Subito mi guardo attorno per vedere se qualcuno mi ha visto,quando son sicuro che nessuno si e' accorto della mia pazzia momentanea,ricomincio a camminare.

Sono ormai dieci minuti che faccio avanti e indietro davanti a casa,ma non sono sicuro di voler entrare.

Margaret Cliver sara' sicuramente pronta in salotto come un pitbull affamato di informazioni e dettagli.

Ho riaccompagnato Jennifer a casa e anche lei sembrava preoccupata per un imminente interrogatorio da John Milton. Spero non voglia farmi un qualche discorso o se simili anche a me,perche' quell'uomo mi fa paura.

Non che sia cattivo ma ha un aura autoritaria che incute timore. La cosa strana e' questa aura sembra annullarsi solo quando c'e' Jennifer nei dintorni. Le staro' appiccicato come un bimbo di due anni se vedro' suo padre. Se e' necessario mi aggrappero' alle sue spalle come un koala.

Non starai esagerando?

Per niente! Non ho mai dovuto aver a che fare con i genitori delle ragazze. Nemmeno con Caroline ho dovuto incontrare i suoi genitori o qualsiasi suoi famigliari.

Strano eh? Una relazione cosi lunga e non so nemmeno che faccia abbiano i suoi genitori.

Purtroppo Caroline era una stronza doppiogiochista e io il suo maledetto gioco preferito.

A quanto pare non ero abbastanza importante per presentarmi ai suoi parenti.

Prendo un profondo respiro e cerco le chiavi per aprire la porta.

Una salita. Ecco cos'e' stato questo percorso con Jennifer,una salita. Ma non quelle salite in cui cominci a correre piano piano,poi aumenti la velocita' e arrivi alla fine,con qualche goccia di sudore sulla fronte.

Oh no. E' stata una salita piena di buche,steccati da saltare,discese e fosse enormi.

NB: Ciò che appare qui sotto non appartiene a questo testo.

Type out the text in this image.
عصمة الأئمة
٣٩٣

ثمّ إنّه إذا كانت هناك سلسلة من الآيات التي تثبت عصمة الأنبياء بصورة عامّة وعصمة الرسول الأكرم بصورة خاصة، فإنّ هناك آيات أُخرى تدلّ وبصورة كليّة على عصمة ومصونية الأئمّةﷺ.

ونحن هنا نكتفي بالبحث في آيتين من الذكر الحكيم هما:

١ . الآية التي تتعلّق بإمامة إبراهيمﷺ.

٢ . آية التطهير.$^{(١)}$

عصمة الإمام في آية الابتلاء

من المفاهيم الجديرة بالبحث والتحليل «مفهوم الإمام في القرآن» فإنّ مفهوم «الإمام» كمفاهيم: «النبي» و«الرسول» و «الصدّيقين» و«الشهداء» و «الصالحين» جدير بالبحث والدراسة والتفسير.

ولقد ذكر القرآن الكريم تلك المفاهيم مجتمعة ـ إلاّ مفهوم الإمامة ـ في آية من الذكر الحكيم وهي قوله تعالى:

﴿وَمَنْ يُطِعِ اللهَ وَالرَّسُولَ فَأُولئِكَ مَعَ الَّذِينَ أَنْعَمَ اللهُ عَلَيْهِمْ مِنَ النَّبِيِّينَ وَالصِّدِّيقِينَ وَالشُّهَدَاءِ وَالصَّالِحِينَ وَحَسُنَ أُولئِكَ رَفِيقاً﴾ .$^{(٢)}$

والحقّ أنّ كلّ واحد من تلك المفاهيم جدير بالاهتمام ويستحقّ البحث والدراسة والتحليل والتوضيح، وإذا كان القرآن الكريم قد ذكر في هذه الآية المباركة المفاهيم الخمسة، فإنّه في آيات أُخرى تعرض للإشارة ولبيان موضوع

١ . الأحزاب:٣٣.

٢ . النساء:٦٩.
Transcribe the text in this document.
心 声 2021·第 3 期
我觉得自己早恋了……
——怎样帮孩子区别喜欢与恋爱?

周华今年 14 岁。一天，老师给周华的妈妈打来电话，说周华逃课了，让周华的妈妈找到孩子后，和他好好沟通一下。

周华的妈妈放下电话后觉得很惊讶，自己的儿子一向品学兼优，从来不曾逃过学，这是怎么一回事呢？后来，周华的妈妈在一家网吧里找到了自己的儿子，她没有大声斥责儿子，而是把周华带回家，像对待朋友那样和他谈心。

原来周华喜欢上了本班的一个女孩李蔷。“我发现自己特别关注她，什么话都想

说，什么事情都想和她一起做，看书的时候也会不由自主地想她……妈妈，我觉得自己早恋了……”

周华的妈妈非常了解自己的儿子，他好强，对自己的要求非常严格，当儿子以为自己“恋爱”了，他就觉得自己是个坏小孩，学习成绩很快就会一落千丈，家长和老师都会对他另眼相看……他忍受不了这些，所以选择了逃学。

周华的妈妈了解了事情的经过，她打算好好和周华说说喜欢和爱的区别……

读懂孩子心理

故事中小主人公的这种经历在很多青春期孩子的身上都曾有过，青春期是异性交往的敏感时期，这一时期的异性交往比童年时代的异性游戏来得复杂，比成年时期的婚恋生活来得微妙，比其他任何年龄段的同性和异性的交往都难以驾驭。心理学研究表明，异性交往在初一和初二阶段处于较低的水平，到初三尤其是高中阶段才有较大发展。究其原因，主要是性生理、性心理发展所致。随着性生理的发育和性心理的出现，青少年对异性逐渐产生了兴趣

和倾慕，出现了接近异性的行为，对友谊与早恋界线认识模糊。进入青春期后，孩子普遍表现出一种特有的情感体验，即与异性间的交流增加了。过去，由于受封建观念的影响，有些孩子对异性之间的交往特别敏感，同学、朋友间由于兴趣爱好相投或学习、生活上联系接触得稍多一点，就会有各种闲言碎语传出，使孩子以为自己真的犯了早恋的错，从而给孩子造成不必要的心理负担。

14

Correre. Correre. Cadere e rialzarsi. Correre piano per poi aumentare la velocita' subito dopo. Correre alla velocita' della luce finche' non ti senti i polmoni scoppiare e l'aria mancare. Poi ti fermi,ma solo per un secondo,perche' ricominci a correre piu' forte di prima. Cadi. Cadi di nuovo e ancora una volta. Corri e cadi sbucciandoti il ginocchio. Cadi di nuovo e ti sbucci anche l'altro,ma non importa,perche' non guardi nemmeno il sangue colare e ricominci a correre.

Correre.Correre.Correre. Urlare mentre corri. Piangere mentre corri. Soffocare mentre corri.

Correre e cadere. Rialzarsi e respirare. Farsi male e non badarci. Mettersi un cerotto per farlo cadere di nuovo durante la corsa.

Una corsa asfissiante che ti porta via tutte le forze in corpo. Quelle corse che quando sei quasi alla fine senti che vuoi vomitare e la maglia e' completamente sudata.